The third phase of the restoration process is restitution. Though none of these phases are easy, this is going to be the most challenging one for the team and the person. The questions that have to be explored are: “Who do you owe?” and “What do you owe?” The team is not there to answer these questions, but to lead the person to hear from God.  This part of restoration often reveals how far the team still has to go in dealing with the person’s unrepentant heart and is the reason this phase is so hard. This can be uphill work!

Restitution is rooted in the justice of God. If someone has been robbed, then God’s justice requires a repayment of what was lost, with a value added gift on top of it. You see this understanding in Zacchaeus’ response to his changed heart in Luke 19 when he is ready to give half of his goods to the poor and repay back four times the amount he had defrauded from others.

For a person to be caught up in sin, they have usually defrauded someone. The loot stolen may be time, or dignity, or peace of mind, family ties or actual property. As those who are guiding this person back towards intimacy with God and others, you have an obligation to help him or her face this.

Be aware that the first answers are usually shallow. The person will see restitution as being only about apologies. She or he may want to shrug off the implications of restitution because it brings them a sense of guilt instead of freedom.

If you detect this in the person, then know that the person is still not yet spiritually restored. Encourage the person to listen to the Spirit about what he or she needs to own and pay out in time, finances, or some other form that is right. One helpful way to draw the person in more deeply would be to ask him or her what he or she would expect in return if the situation were reversed.

I found that substituting my voice for the Spirit in this matter only produces resentment towards me instead of submission to what God wants.
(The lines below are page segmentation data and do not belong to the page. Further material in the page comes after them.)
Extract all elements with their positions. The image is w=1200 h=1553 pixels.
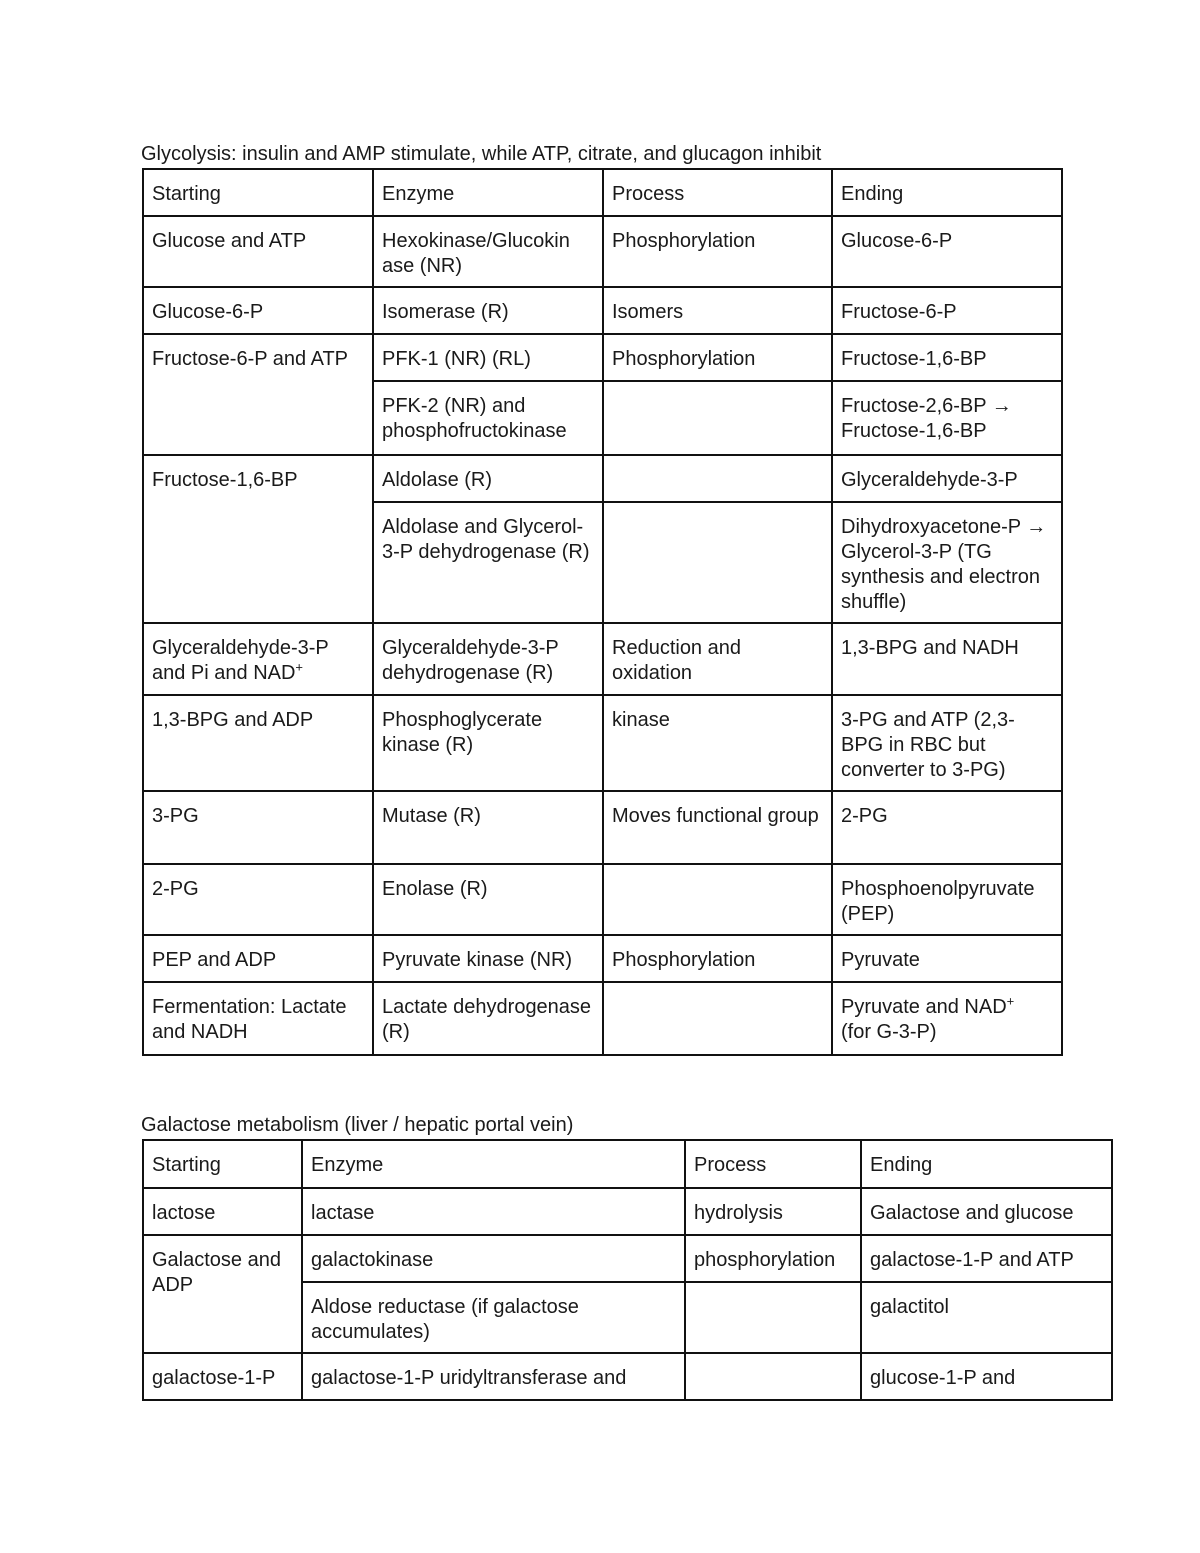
table-row: [143, 455, 1062, 502]
table-row: [143, 1188, 1112, 1235]
table-row: [143, 695, 1062, 791]
cell-ending-note: (for G-3-P): [841, 1021, 937, 1043]
cell-ending: 2-PG: [832, 791, 1062, 864]
cell-ending-text: Pyruvate and NAD: [841, 996, 1007, 1018]
cell-ending: [832, 982, 1062, 1055]
glycolysis-table: [142, 168, 1063, 1056]
table-row: [143, 1353, 1112, 1400]
cell-starting: [143, 623, 373, 695]
cell-starting: Fructose-6-P and ATP: [143, 334, 373, 455]
cell-process: [603, 381, 832, 455]
header-process: Process: [685, 1140, 861, 1188]
cell-starting: galactose-1-P: [143, 1353, 302, 1400]
cell-ending: Glucose-6-P: [832, 216, 1062, 287]
table-row: [143, 1235, 1112, 1282]
cell-ending: Dihydroxyacetone-P → Glycerol-3-P (TG synthesis and electron shuffle): [832, 502, 1062, 623]
cell-enzyme: Lactate dehydrogenase (R): [373, 982, 603, 1055]
cell-starting: Galactose and ADP: [143, 1235, 302, 1353]
cell-ending: glucose-1-P and: [861, 1353, 1112, 1400]
table-header-row: [143, 1140, 1112, 1188]
cell-ending: Fructose-2,6-BP → Fructose-1,6-BP: [832, 381, 1062, 455]
cell-starting: lactose: [143, 1188, 302, 1235]
table-row: [143, 935, 1062, 982]
galactose-table: [142, 1139, 1113, 1401]
cell-ending: Galactose and glucose: [861, 1188, 1112, 1235]
cell-starting-text: Glyceraldehyde-3-P and Pi and NAD: [152, 637, 329, 684]
cell-process: Phosphorylation: [603, 935, 832, 982]
table-header-row: [143, 169, 1062, 216]
cell-process: Moves functional group: [603, 791, 832, 864]
cell-process: Phosphorylation: [603, 334, 832, 381]
cell-starting: PEP and ADP: [143, 935, 373, 982]
header-starting: Starting: [143, 1140, 302, 1188]
cell-process: [603, 502, 832, 623]
table-row: [143, 216, 1062, 287]
cell-process: [603, 982, 832, 1055]
cell-starting: 2-PG: [143, 864, 373, 935]
cell-process: [685, 1353, 861, 1400]
cell-enzyme: Pyruvate kinase (NR): [373, 935, 603, 982]
cell-starting: 3-PG: [143, 791, 373, 864]
table-row: [143, 623, 1062, 695]
cell-enzyme: Isomerase (R): [373, 287, 603, 334]
cell-enzyme: Hexokinase/Glucokin ase (NR): [373, 216, 603, 287]
cell-ending: 1,3-BPG and NADH: [832, 623, 1062, 695]
cell-enzyme: Phosphoglycerate kinase (R): [373, 695, 603, 791]
cell-process: [603, 864, 832, 935]
cell-ending: Fructose-1,6-BP: [832, 334, 1062, 381]
cell-ending: galactitol: [861, 1282, 1112, 1353]
header-ending: Ending: [861, 1140, 1112, 1188]
cell-enzyme: Glyceraldehyde-3-P dehydrogenase (R): [373, 623, 603, 695]
header-enzyme: Enzyme: [302, 1140, 685, 1188]
cell-enzyme: PFK-2 (NR) and phosphofructokinase: [373, 381, 603, 455]
cell-ending: 3-PG and ATP (2,3-BPG in RBC but converter to 3-PG): [832, 695, 1062, 791]
cell-enzyme: Aldolase (R): [373, 455, 603, 502]
table-row: [143, 334, 1062, 381]
cell-process: phosphorylation: [685, 1235, 861, 1282]
table-row: [143, 791, 1062, 864]
cell-starting: Fermentation: Lactate and NADH: [143, 982, 373, 1055]
table-row: [143, 982, 1062, 1055]
galactose-caption: Galactose metabolism (liver / hepatic portal vein): [141, 1114, 574, 1136]
cell-enzyme: Aldose reductase (if galactose accumulates): [302, 1282, 685, 1353]
cell-ending: Glyceraldehyde-3-P: [832, 455, 1062, 502]
header-process: Process: [603, 169, 832, 216]
cell-process: [603, 455, 832, 502]
cell-starting: Glucose-6-P: [143, 287, 373, 334]
cell-enzyme: Aldolase and Glycerol-3-P dehydrogenase (R): [373, 502, 603, 623]
cell-process: [685, 1282, 861, 1353]
cell-process: Reduction and oxidation: [603, 623, 832, 695]
table-row: [143, 864, 1062, 935]
cell-enzyme: PFK-1 (NR) (RL): [373, 334, 603, 381]
cell-starting: Fructose-1,6-BP: [143, 455, 373, 623]
cell-process: Isomers: [603, 287, 832, 334]
cell-starting: 1,3-BPG and ADP: [143, 695, 373, 791]
cell-enzyme: lactase: [302, 1188, 685, 1235]
cell-enzyme: Mutase (R): [373, 791, 603, 864]
cell-starting: Glucose and ATP: [143, 216, 373, 287]
cell-enzyme: Enolase (R): [373, 864, 603, 935]
cell-ending: Phosphoenolpyruvate (PEP): [832, 864, 1062, 935]
glycolysis-caption: Glycolysis: insulin and AMP stimulate, while ATP, citrate, and glucagon inhibit: [141, 143, 822, 165]
header-ending: Ending: [832, 169, 1062, 216]
cell-process: hydrolysis: [685, 1188, 861, 1235]
table-row: [143, 287, 1062, 334]
superscript-plus: +: [1006, 993, 1015, 1009]
superscript-plus: +: [295, 659, 304, 675]
header-enzyme: Enzyme: [373, 169, 603, 216]
header-starting: Starting: [143, 169, 373, 216]
cell-enzyme: galactokinase: [302, 1235, 685, 1282]
cell-process: kinase: [603, 695, 832, 791]
cell-enzyme: galactose-1-P uridyltransferase and: [302, 1353, 685, 1400]
cell-ending: galactose-1-P and ATP: [861, 1235, 1112, 1282]
cell-ending: Fructose-6-P: [832, 287, 1062, 334]
cell-ending: Pyruvate: [832, 935, 1062, 982]
cell-process: Phosphorylation: [603, 216, 832, 287]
This is how you know it’s real: When the person responds willingly to the Spirit instead of doing what you have suggested she or he should do.
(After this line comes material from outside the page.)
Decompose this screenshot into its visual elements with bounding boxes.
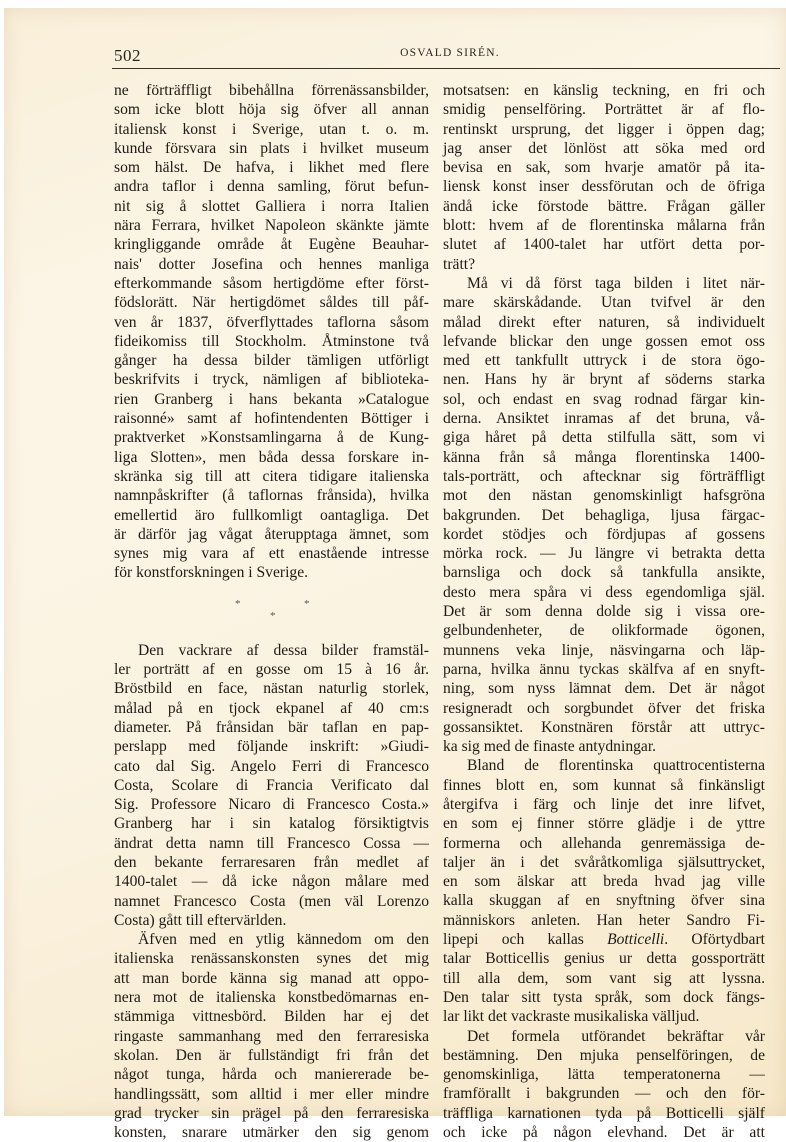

One final note. Sometimes the person who was sinned against will have nothing to do with the believer you are restoring. I was part of a situation where physical threats were made if the now repentant believer made any personal contact with the injured one. If possible, someone on the team should try to open this kind of shut door. But sometimes you cannot. This situation should be a focus for prayer, but not a stopping point in the restoration process.